In another comment, Wright wrote about Gov. Phil Scott’s chief of staff, Jason Gibbs, who questioned del Pozo’s challenge of the homicide finding.

“‘This does not feel right to me, on any level,’ Gov. Scott’s chief of staff wrote in an email ... The audacity for an official to question another official! Apparently you can’t question the State of Vermont or their processes without getting roasted on the front page. (Name of other commenter), your picture states, ‘question what you read’ but I don’t see you doing that here. Question everything. People are up in arms because a police chief is questioning a state official. You know why this is news? Because it’s never been done before. Imagine the cajones!”

“Everyone is innocent until proven guilty ... except on Facebook or if you’re a cop, apparently,” Wright wrote under a pseudonym on a VtDigger story about the trial date being set for a Vermont State Police sergeant accused of stalking his now-estranged wife.

Wright was also unhappy with the two-day suspension state liquor officials imposed on Nectar’s as the result of a settlement agreement that followed the shooting of Chelsea Parker outside of the bar in 2018.

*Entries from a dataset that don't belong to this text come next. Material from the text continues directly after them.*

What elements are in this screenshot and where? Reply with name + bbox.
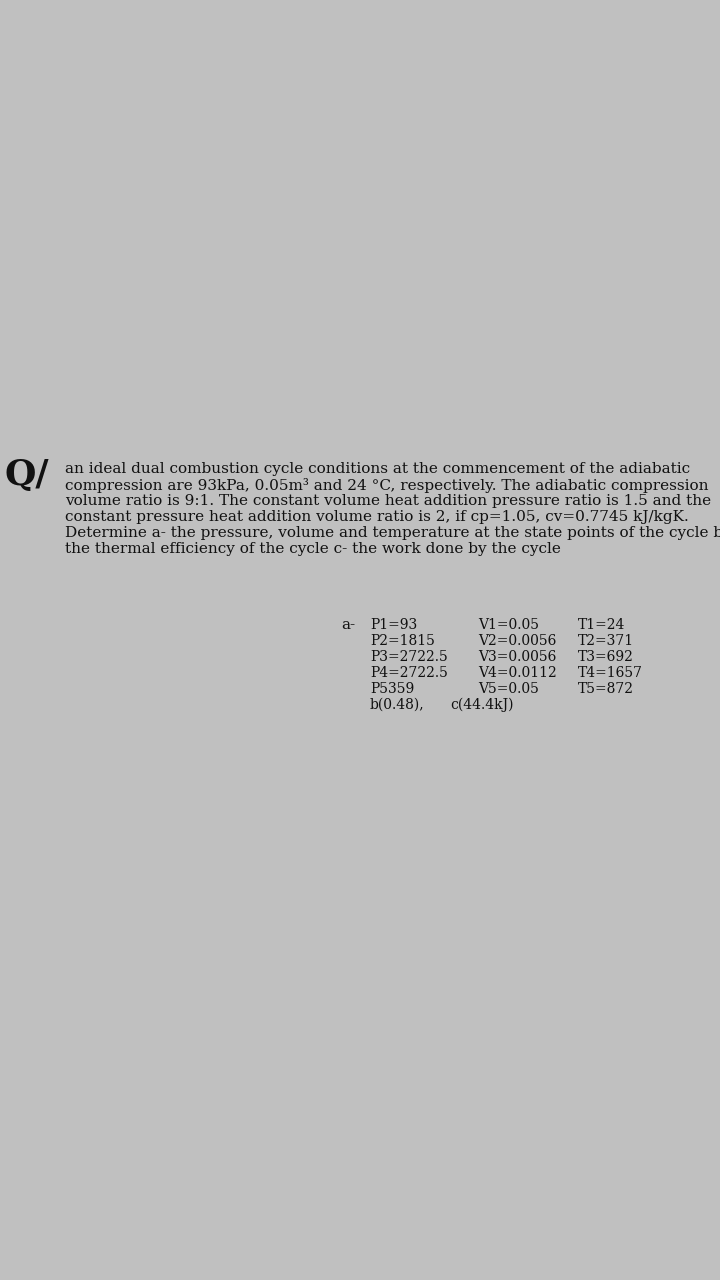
Text: P4=2722.5: P4=2722.5 (370, 666, 448, 680)
Text: P2=1815: P2=1815 (370, 634, 435, 648)
Text: T2=371: T2=371 (578, 634, 634, 648)
Text: V1=0.05: V1=0.05 (478, 618, 539, 632)
Text: P3=2722.5: P3=2722.5 (370, 650, 448, 664)
Text: constant pressure heat addition volume ratio is 2, if cp=1.05, cv=0.7745 kJ/kgK.: constant pressure heat addition volume r… (65, 509, 689, 524)
Text: c(44.4kJ): c(44.4kJ) (450, 698, 513, 713)
Text: Q/: Q/ (5, 458, 50, 492)
Text: volume ratio is 9:1. The constant volume heat addition pressure ratio is 1.5 and: volume ratio is 9:1. The constant volume… (65, 494, 711, 508)
Text: T1=24: T1=24 (578, 618, 626, 632)
Text: T5=872: T5=872 (578, 682, 634, 696)
Text: the thermal efficiency of the cycle c- the work done by the cycle: the thermal efficiency of the cycle c- t… (65, 541, 561, 556)
Text: an ideal dual combustion cycle conditions at the commencement of the adiabatic: an ideal dual combustion cycle condition… (65, 462, 690, 476)
Text: Determine a- the pressure, volume and temperature at the state points of the cyc: Determine a- the pressure, volume and te… (65, 526, 720, 540)
Text: P5359: P5359 (370, 682, 414, 696)
Text: b(0.48),: b(0.48), (370, 698, 425, 712)
Text: V5=0.05: V5=0.05 (478, 682, 539, 696)
Text: compression are 93kPa, 0.05m³ and 24 °C, respectively. The adiabatic compression: compression are 93kPa, 0.05m³ and 24 °C,… (65, 477, 708, 493)
Text: V4=0.0112: V4=0.0112 (478, 666, 557, 680)
Text: P1=93: P1=93 (370, 618, 418, 632)
Text: a-: a- (341, 618, 355, 632)
Text: T3=692: T3=692 (578, 650, 634, 664)
Text: V3=0.0056: V3=0.0056 (478, 650, 557, 664)
Text: V2=0.0056: V2=0.0056 (478, 634, 557, 648)
Text: T4=1657: T4=1657 (578, 666, 643, 680)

“Really? Two days? On a Tuesday and a Wednesday? What a joke! Can’t wait til I can go to ‘Chelsea Parker’s Nectar’s’ It’ll be a great time,” Wright wrote.

VtDigger found dozens of posts from the “Lori Spicer” and “Abby Sykes” pseudonymous Facebook accounts that were not discovered in a Burlington Police investigation of Deputy Chief Jan Wright’s online activity.

Wright continued to use the account despite questions from other commenters if the account was tied to del Pozo.

“WTH! Because you don’t agree with me you compare me to Brandon del Pozo? Please. Brandon del Pozo doesn’t need an alias. He clearly gets all the crap he needs by posting as himself. Sounds like del Pozo may live in your head too. Good luck with that,” she commented on del Pozo’s Facebook page on July 2, just two days before del Pozo made and operated the “@WinkleWatchers” account he used to attack activist Charles Winkleman and lead to his resignation.

A comment Wright made stating that UVM professor Stephanie Seguino’s research that showed racial disparities in Vermont policing hadn’t been peer-reviewed was included in the investigation. VtDigger found an additional comment from Wright that said: “fake, fake, fake. Professor Seguino isn’t using the correct data and refuses peer review on her documentation.”

Seguino told VtDigger that her research had been peer-reviewed and said efforts by law enforcement to question her research were “deeply concerning.”

“It’s a concern that one might do one’s job as an analyst and face police scrutiny and misinformation that is not even direct, but is clandestine, that undermines the quality of my reputation and that of my co-author [Cornell University’s] Nancy Brooks,” she said.

Hanson said that he believes a full investigation needs to be conducted before proper discipline is established.

On Monday, the department announced Morrison determined that Wright’s behavior was in violation of the city’s personnel police that requires employees act in a conscientious and professional manner.

Before returning to unrestricted duty, Wright is required to participate in social media training provided by the city and in a restorative justice process with the Community Justice Center to rebuild the trust of those with whom she engaged in city business without revealing her identity. She will serve her suspension by giving up five vacation days and serving three additional days without pay.

Deputy Police Chief Jon Murad said Thursday afternoon that Wright would “probably not” be available to comment on the new posts. Part of Wright’s restricted duty includes not speaking publicly on behalf of the department, according to the suspension letter from the chief.

Wright apologized for her behavior in a written statement included with Monday’s investigation.

“I am deeply embarrassed by my behavior,” she said. “I look forward to returning to work and taking the steps necessary to correct my behavior and to regain trust with those with whom it has been broken.”